Multi-asset 

How to evaluate risk and volatility

This article is part of
Guide to risk and return in multi-asset

How to evaluate risk and volatility

Risk and volatility are words that are bandied around quite frequently.

But what do these words mean in the context of choosing the right multi-asset fund for clients?

Understanding the investment philosophy and strategy of the manager is key to understanding how risk will be taken and how it will be managed, according to Mike Coop, head of multi-asset portfolio management at Morningstar Investment Management.

Generally, advisers will choose a multi-asset fund having already established their clients’ appetite for risk and capacity for volatility.

Guilhem Savry, head of global macro and dynamic asset allocation, cross asset solutions at Unigestion, explains: “We believe that the risk investors are concerned with is capital loss, not fluctuations around the average. 

“As a result, risk is about more than just volatility.”

He says Unigestion’s own proprietary risk measure is based on expected shortfall and accounts for “skewness”, tail risk and liquidity risk.

Too simplistic

Advisers might assume that a multi-asset fund, which is invested across asset classes, is better at spreading risk.
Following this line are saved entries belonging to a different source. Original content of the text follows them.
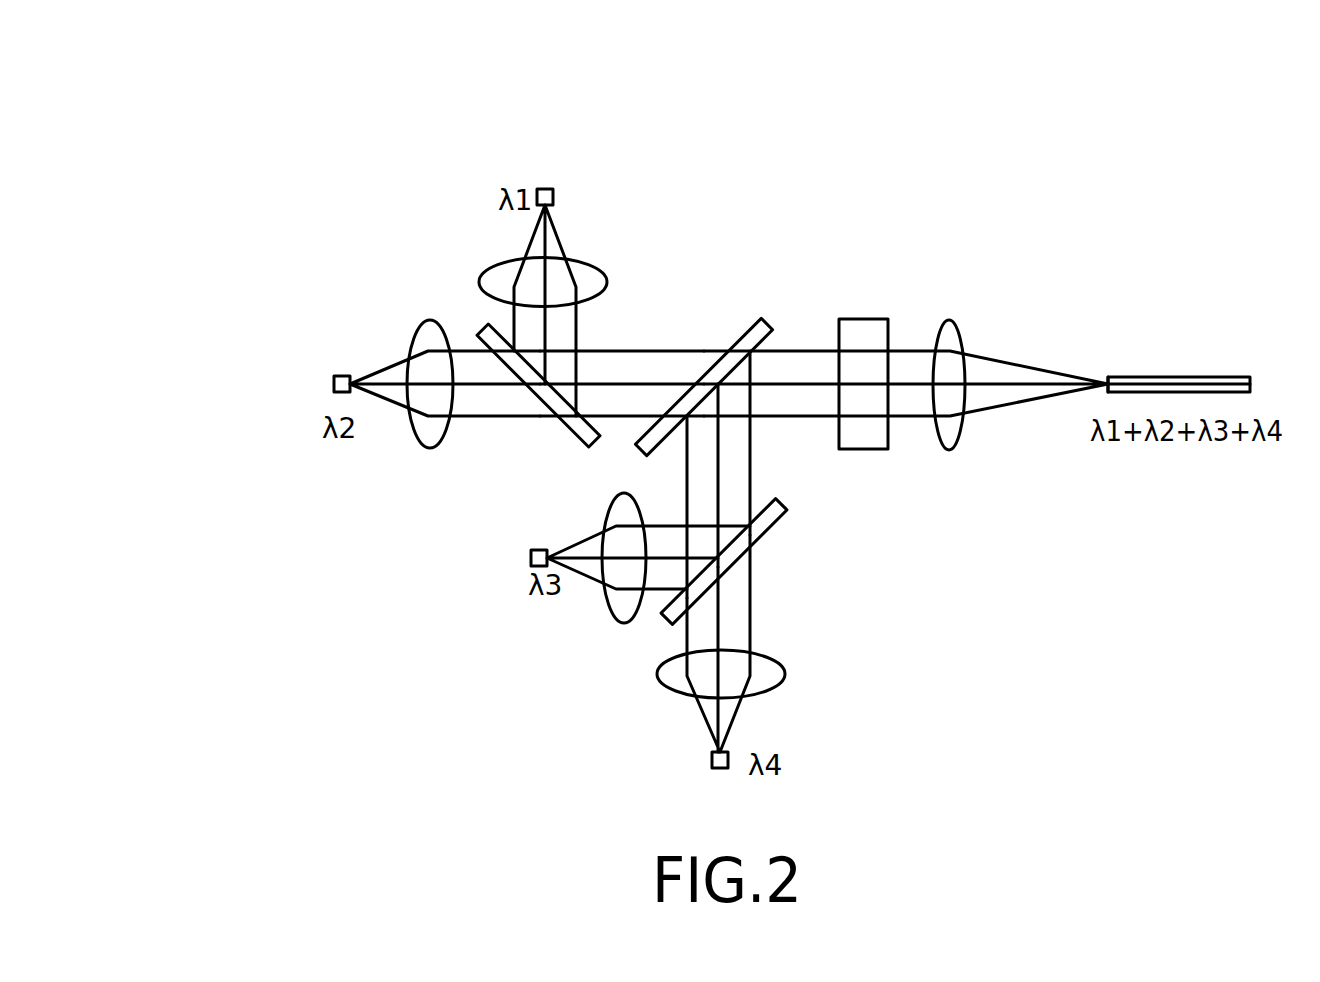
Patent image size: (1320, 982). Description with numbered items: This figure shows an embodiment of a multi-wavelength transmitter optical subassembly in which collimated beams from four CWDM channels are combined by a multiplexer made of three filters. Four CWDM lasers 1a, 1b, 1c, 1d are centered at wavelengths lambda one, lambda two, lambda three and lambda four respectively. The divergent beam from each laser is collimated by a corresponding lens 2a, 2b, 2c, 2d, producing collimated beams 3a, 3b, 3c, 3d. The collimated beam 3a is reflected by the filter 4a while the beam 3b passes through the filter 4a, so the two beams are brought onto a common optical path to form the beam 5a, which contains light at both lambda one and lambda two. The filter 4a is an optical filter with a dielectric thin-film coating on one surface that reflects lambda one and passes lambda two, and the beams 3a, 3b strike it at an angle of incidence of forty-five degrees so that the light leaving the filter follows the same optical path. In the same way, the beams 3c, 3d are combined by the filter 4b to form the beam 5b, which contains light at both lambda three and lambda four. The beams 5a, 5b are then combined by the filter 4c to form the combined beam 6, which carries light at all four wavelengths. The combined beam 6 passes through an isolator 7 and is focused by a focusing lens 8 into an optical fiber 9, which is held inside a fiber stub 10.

The CWDM laser 1a is at (540, 189).
The CWDM laser 1b is at (333, 383).
The CWDM laser 1c is at (530, 558).
The CWDM laser 1d is at (712, 760).
The collimating lens 2a is at (496, 268).
The collimating lens 2b is at (428, 323).
The collimating lens 2c is at (600, 587).
The collimating lens 2d is at (657, 668).
The collimated beam 3a is at (577, 319).
The collimated beam 3b is at (495, 418).
The collimated beam 3c is at (667, 526).
The collimated beam 3d is at (757, 630).
The filter 4a is at (587, 442).
The filter 4b is at (775, 520).
The filter 4c is at (747, 327).
The beam 5a is at (650, 349).
The beam 5b is at (751, 462).
The combined beam 6 is at (803, 351).
The isolator 7 is at (857, 319).
The focusing lens 8 is at (950, 333).
The optical fiber 9 is at (1108, 377).
The fiber stub 10 is at (1200, 377).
Is this the case?

“Being diversified offers real advantages to spread the portfolio risk because it lowers the dependency on a few sources of return – quite often equities,” Mr Savry suggests. 

“Of course, assessing gross risk is important to ensure that you are not overly reliant on correlation assumptions and properly understand the amount of capital you have on the table.”
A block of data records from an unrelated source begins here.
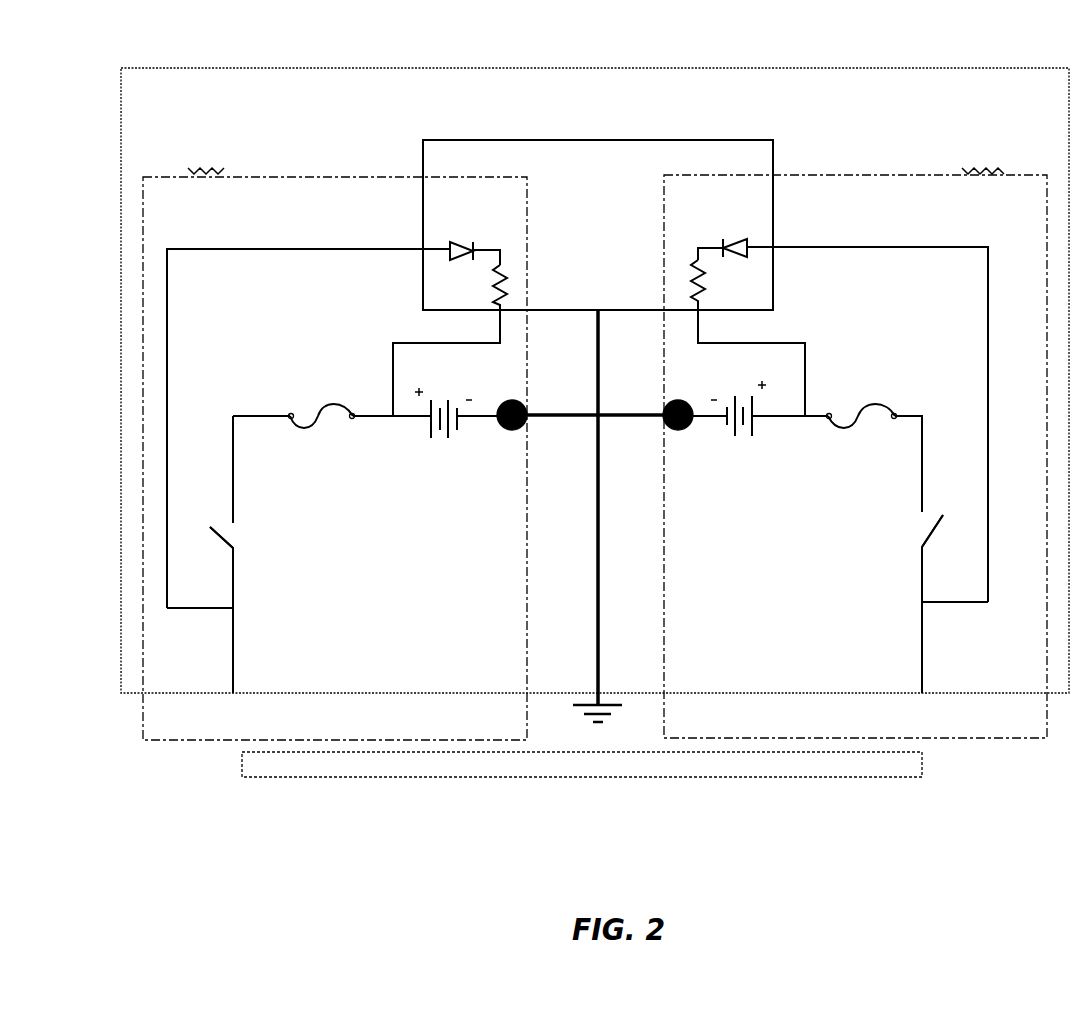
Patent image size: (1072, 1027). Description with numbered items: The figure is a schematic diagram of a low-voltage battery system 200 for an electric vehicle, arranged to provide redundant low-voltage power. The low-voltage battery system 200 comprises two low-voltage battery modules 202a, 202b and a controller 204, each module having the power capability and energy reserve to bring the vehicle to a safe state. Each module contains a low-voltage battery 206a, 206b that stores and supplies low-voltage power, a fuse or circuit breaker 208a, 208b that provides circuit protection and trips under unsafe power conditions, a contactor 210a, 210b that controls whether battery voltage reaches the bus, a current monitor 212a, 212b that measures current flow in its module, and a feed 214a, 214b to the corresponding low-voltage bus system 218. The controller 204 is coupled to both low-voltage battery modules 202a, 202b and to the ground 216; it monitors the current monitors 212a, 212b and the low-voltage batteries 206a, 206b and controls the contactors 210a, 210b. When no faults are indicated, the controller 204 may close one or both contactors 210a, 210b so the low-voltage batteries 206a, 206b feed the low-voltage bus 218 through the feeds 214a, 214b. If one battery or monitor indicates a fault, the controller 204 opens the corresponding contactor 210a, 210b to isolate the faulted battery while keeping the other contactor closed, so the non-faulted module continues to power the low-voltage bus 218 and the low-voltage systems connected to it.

The low-voltage battery system 200 is at (830, 68).
The low-voltage battery module 202a is at (265, 177).
The low-voltage battery module 202b is at (898, 177).
The controller 204 is at (675, 140).
The low-voltage battery 206a is at (443, 429).
The low-voltage battery 206b is at (740, 425).
The fuse 208a is at (322, 432).
The fuse 208b is at (862, 431).
The contactor 210a is at (261, 535).
The contactor 210b is at (889, 530).
The current monitor 212a is at (547, 426).
The current monitor 212b is at (645, 426).
The feed 214a is at (235, 649).
The feed 214b is at (923, 648).
The ground 216 is at (622, 518).
The low-voltage bus system 218 is at (833, 776).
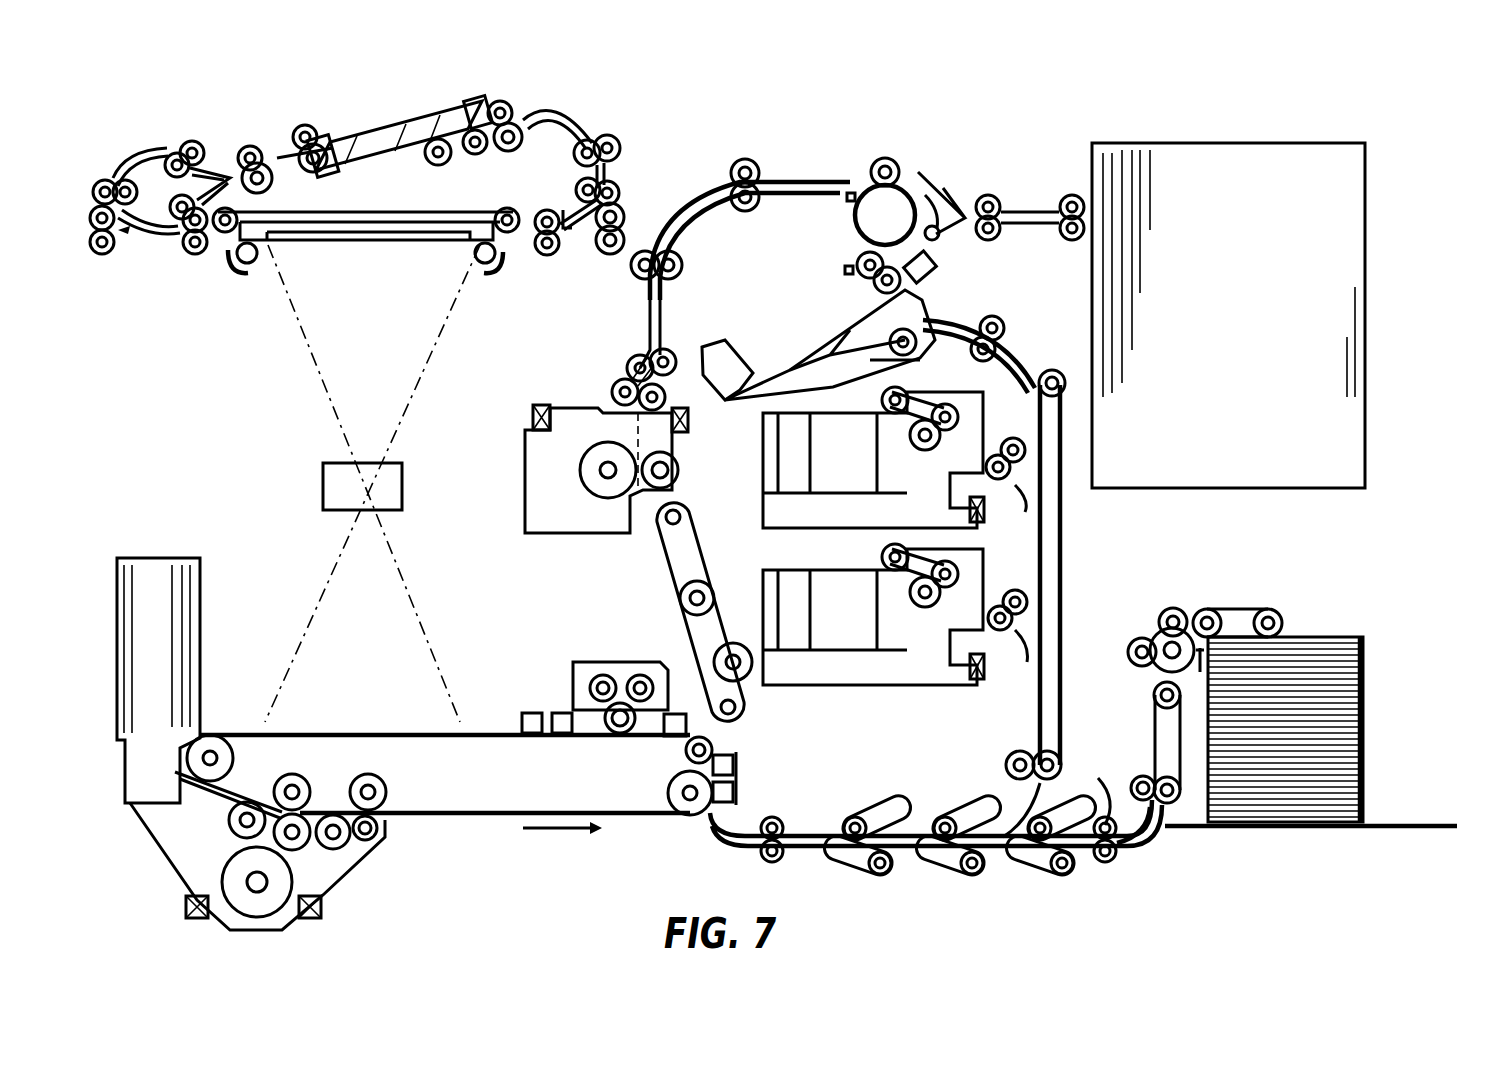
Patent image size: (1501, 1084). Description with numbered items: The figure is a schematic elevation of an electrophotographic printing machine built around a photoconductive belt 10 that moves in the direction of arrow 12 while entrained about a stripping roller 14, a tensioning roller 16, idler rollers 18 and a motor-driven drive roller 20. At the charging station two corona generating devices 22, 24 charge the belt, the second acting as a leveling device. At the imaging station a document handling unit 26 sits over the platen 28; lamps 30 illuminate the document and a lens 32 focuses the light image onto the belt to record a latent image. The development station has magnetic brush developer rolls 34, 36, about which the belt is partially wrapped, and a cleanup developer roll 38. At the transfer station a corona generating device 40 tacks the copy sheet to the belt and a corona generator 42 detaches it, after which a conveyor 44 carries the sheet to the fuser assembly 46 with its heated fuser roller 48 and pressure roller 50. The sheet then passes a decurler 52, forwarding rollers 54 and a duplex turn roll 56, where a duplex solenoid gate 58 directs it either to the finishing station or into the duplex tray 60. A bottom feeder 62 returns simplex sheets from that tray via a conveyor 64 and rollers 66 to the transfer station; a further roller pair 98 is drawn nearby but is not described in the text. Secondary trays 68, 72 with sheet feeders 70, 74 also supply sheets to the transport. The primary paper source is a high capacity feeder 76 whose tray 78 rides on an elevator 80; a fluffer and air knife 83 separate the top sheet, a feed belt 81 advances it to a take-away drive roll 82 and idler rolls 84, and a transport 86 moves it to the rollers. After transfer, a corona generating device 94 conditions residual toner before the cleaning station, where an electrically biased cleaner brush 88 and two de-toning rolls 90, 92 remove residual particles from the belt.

The photoconductive belt 10 is at (425, 815).
The arrow 12 is at (567, 830).
The stripping roller 14 is at (688, 752).
The tensioning roller 16 is at (215, 735).
The idler rollers 18 is at (368, 785).
The drive roller 20 is at (684, 815).
The corona generating device 22 is at (560, 715).
The corona generating device 24 is at (522, 725).
The document handling unit 26 is at (590, 99).
The platen 28 is at (333, 232).
The lamps 30 is at (252, 265).
The lens 32 is at (397, 497).
The magnetic brush developer roll 34 is at (240, 822).
The magnetic brush developer roll 36 is at (282, 838).
The developer roll 38 is at (338, 845).
The corona generating device 40 is at (733, 797).
The corona generator 42 is at (733, 758).
The conveyor 44 is at (665, 573).
The fuser assembly 46 is at (596, 371).
The fuser roller 48 is at (593, 483).
The pressure roller 50 is at (670, 468).
The decurler 52 is at (653, 333).
The forwarding rollers 54 is at (751, 160).
The duplex turn roll 56 is at (872, 215).
The duplex solenoid gate 58 is at (938, 222).
The duplex tray 60 is at (785, 355).
The bottom feeder 62 is at (897, 362).
The conveyor 64 is at (1063, 583).
The rollers 66 is at (868, 815).
The secondary tray 68 is at (820, 512).
The sheet feeder 70 is at (925, 386).
The secondary tray 72 is at (825, 635).
The sheet feeder 74 is at (922, 552).
The high capacity feeder 76 is at (1411, 698).
The tray 78 is at (1322, 826).
The elevator 80 is at (1430, 830).
The feed belt 81 is at (1266, 607).
The take-away drive roll 82 is at (1150, 650).
The fluffer and air knife 83 is at (1210, 627).
The idler rolls 84 is at (1178, 609).
The transport 86 is at (1153, 737).
The cleaner brush 88 is at (605, 728).
The de-toning roll 90 is at (596, 680).
The de-toning roll 92 is at (646, 680).
The corona generating device 94 is at (690, 726).
The roller pairs 98 is at (1072, 194).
Given that unexpected and unplanned-for volatility can have a significant impact on a client’s investment journey, Will McIntosh-Whyte, assistant fund manager of Rathbones' Multi-Asset Portfolio Funds, agrees that looking at volatility alone is too simplistic, “as low volatility does not equal low risk”. 

He continues: “Too often, risk is hidden by low volatility, driven by poor price capture, subjective pricing and modelling, infrequent valuations, or a combination of them all. Forecasting drawdowns is a better way of analysing actual risk.”
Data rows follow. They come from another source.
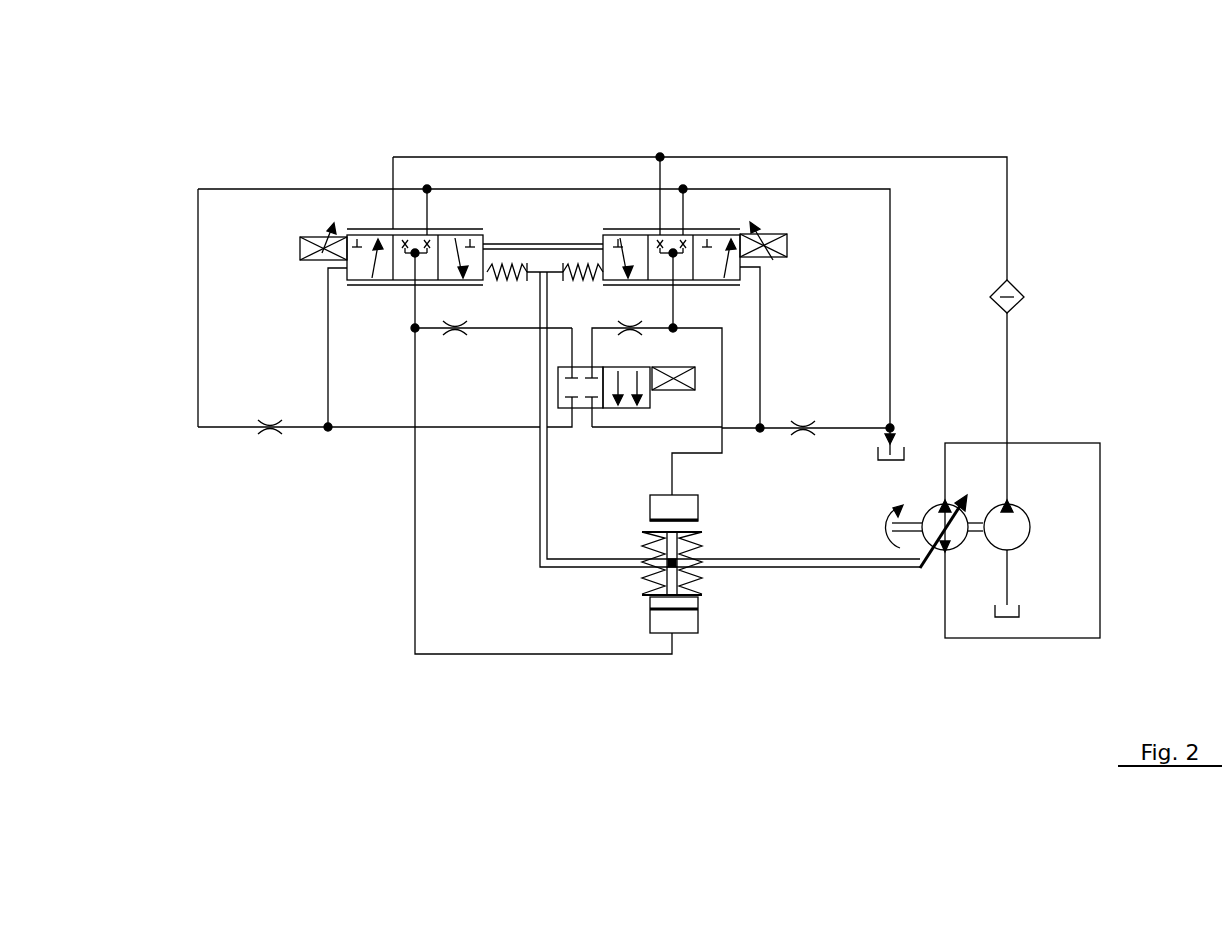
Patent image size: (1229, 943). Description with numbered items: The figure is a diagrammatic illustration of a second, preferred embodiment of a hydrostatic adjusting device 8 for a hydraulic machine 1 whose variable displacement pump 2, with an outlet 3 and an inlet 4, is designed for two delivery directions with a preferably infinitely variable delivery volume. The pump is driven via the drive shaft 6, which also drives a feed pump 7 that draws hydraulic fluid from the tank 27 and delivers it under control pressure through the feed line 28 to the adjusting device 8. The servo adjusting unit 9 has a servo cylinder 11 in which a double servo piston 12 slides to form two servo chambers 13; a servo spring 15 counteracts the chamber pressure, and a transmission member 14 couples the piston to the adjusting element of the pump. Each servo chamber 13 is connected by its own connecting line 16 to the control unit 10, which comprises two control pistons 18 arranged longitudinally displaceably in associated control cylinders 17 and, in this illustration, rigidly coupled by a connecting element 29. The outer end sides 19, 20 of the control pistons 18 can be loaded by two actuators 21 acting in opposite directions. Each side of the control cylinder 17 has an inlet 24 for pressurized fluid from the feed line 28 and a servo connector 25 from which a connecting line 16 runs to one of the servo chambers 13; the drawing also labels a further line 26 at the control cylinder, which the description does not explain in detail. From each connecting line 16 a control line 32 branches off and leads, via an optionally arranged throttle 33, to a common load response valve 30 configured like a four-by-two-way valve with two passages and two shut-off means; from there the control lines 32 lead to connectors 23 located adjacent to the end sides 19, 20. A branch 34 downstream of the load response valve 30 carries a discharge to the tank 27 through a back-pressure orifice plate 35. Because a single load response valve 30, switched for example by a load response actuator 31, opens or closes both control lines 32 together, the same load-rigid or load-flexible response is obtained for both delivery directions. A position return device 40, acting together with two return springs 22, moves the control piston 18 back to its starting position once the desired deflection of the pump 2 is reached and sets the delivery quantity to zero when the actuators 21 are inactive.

The hydraulic machine 1 is at (144, 183).
The variable displacement pump 2 is at (937, 513).
The outlet 3 is at (942, 502).
The inlet 4 is at (945, 545).
The drive shaft 6 is at (892, 525).
The feed pump 7 is at (1010, 530).
The hydrostatic adjusting device 8 is at (976, 331).
The servo adjusting unit 9 is at (701, 600).
The control unit 10 is at (360, 202).
The servo cylinder 11 is at (648, 508).
The servo piston 12 is at (698, 538).
The servo chamber 13 is at (680, 503).
The transmission member 14 is at (875, 568).
The servo spring 15 is at (648, 585).
The connecting line 16 is at (416, 610).
The control cylinder 17 is at (481, 232).
The control piston 18 is at (647, 238).
The outer end side 19 is at (345, 274).
The outer end side 20 is at (740, 272).
The actuator 21 is at (300, 242).
The return spring 22 is at (502, 252).
The connector 23 is at (345, 264).
The inlet 24 is at (392, 229).
The servo connector 25 is at (417, 290).
The control line 26 is at (427, 188).
The tank 27 is at (875, 455).
The feed line 28 is at (1008, 235).
The connecting element 29 is at (533, 250).
The load response valve 30 is at (578, 445).
The load response actuator 31 is at (672, 383).
The control line 32 is at (328, 348).
The throttle 33 is at (460, 318).
The branch 34 is at (198, 393).
The back-pressure orifice plate 35 is at (275, 418).
The position return device 40 is at (543, 522).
Mr McIntosh-Whyte confirms: “Setting clear expectations for clients around volatility is incredibly important – we operate a risk budget for each to try and set expectations for clients as to how they each may behave in tougher times for risk assets.

“Relative volatility risk budgets make most sense, as these allow us to manage the funds more effectively during more volatile markets – an absolute volatility target can drive a manager to have to make changes (ie reduce risk into falling markets) to stay within it as equity volatility increases.”

Minesh Patel, chartered financial planner at EA Financial Solutions, warns that unplanned volatility can be damaging and alarming for clients in cases where adequate reserves have not been maintained.

This might affect some clients more than others, depending on how far along the investment journey they are.

“This is particularly relevant during decumulation in the early years where income needs are being met, which highlights the importance of cash flow modelling in addition to an appropriately diversified risk matched portfolio,” he says.